Our first Christmas after getting married, Scott gave me a tree charm to remember it. One of the sweetest things.
The arrival of our two boys brought more treasures to our life—delicate ornaments commemorating their first Christmases in our family. Then the cotton-covered hand prints to shape a little lamb and glitter-encrusted pine cones hung by a string of red yarn. We’ve celebrated the tradition every year of getting out the decorations, reading stories of Mary and Joseph and Jesus’ birth. The tree goes up…last year with the help of the boys, Nat King Cole and hot cocoa. But this year…the tree never found its way to its usual spot.
All of the other decorations were in place—twinkle-y garland, Advent calendars, the crèche, and nativity snow globe. Time and life’s twists seemed to set the tree aside.
I was feeling frustrated and winsome and considered getting it all out and up by myself after the boys were in bed one night. But I never did. Sure, we had the little white tree covered in gingerbread treats all gussied up for the gingerbread house decorating party we have every year with a few families. There’s the tiny tree in the boys’ room, But those aren’t “the” Christmas tree.

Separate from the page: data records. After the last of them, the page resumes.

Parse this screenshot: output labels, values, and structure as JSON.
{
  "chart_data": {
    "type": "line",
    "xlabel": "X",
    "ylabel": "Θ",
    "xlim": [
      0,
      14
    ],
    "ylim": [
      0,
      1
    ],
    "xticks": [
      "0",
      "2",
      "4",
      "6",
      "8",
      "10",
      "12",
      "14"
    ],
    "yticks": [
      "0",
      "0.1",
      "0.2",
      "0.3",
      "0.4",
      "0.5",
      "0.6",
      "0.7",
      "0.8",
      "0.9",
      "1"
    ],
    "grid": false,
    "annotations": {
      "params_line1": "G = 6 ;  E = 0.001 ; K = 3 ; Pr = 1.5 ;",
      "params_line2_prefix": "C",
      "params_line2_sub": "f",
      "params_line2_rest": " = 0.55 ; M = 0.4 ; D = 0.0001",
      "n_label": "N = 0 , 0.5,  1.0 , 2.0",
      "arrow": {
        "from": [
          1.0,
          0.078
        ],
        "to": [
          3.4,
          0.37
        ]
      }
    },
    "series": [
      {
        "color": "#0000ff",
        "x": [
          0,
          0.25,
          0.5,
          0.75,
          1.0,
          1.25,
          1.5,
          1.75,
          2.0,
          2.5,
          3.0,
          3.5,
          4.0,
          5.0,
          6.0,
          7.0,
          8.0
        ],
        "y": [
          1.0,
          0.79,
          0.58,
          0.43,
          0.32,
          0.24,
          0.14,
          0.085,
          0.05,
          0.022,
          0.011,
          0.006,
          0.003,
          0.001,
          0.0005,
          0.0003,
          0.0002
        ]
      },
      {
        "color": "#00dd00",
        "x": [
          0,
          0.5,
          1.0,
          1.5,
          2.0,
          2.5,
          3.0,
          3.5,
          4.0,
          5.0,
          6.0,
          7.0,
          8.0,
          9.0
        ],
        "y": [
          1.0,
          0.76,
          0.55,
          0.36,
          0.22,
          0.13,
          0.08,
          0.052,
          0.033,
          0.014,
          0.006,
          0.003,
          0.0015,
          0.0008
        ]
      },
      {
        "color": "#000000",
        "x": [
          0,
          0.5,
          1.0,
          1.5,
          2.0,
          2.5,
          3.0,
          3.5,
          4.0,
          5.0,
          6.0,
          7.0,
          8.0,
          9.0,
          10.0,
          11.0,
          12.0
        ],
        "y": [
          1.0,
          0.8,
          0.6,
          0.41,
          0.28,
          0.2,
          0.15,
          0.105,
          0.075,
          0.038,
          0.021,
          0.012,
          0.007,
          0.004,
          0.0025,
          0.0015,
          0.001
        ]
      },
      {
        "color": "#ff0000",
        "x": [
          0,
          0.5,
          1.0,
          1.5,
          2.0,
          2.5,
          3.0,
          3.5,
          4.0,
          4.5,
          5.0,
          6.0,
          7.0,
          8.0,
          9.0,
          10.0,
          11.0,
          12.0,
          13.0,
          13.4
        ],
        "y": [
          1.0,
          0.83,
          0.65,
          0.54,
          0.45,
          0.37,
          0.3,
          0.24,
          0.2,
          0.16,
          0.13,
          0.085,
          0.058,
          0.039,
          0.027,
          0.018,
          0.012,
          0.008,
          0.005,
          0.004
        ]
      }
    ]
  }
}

I thought about why putting up the big tree was so important—what the trimming experience meant for my family…what it meant for me. I realize we had done a lot of the ‘things’ in my mind that made for making memories. The boys had begun to appreciate their own ways—not just mine—of celebrating. They’re coming into their own. M’s top holiday décor request is outside lights. W likes the nutcrackers. Both like putting up the manger scene. They relish the gatherings with family and friends—yummy food and games played at table.
Turns out we did just fine this year without the big tree. Actually, I should say, “I” did just fine. No one else really took notice it wasn’t there. We had a wonderful trip before the holidays and saw sparkling decorations galore. We talked by the fire. We made hot chocolate with marshmallows, whipped cream, and peppermint sticks. We danced to Christmas carols. We celebrated the joys of Advent and awaiting the Christ child. I felt -slightly- less harried. Now that it’s “time” to take it all down, there’s less to “do.” More time to talk and savor. Fewer boxes to haul up and down from the attic.
Maybe next year I’ll hang a few of my treasured ornaments and memories on a mantel garland, like my friend Luci does. Or, maybe we’ll make new memories and enjoy those together and in the years to come.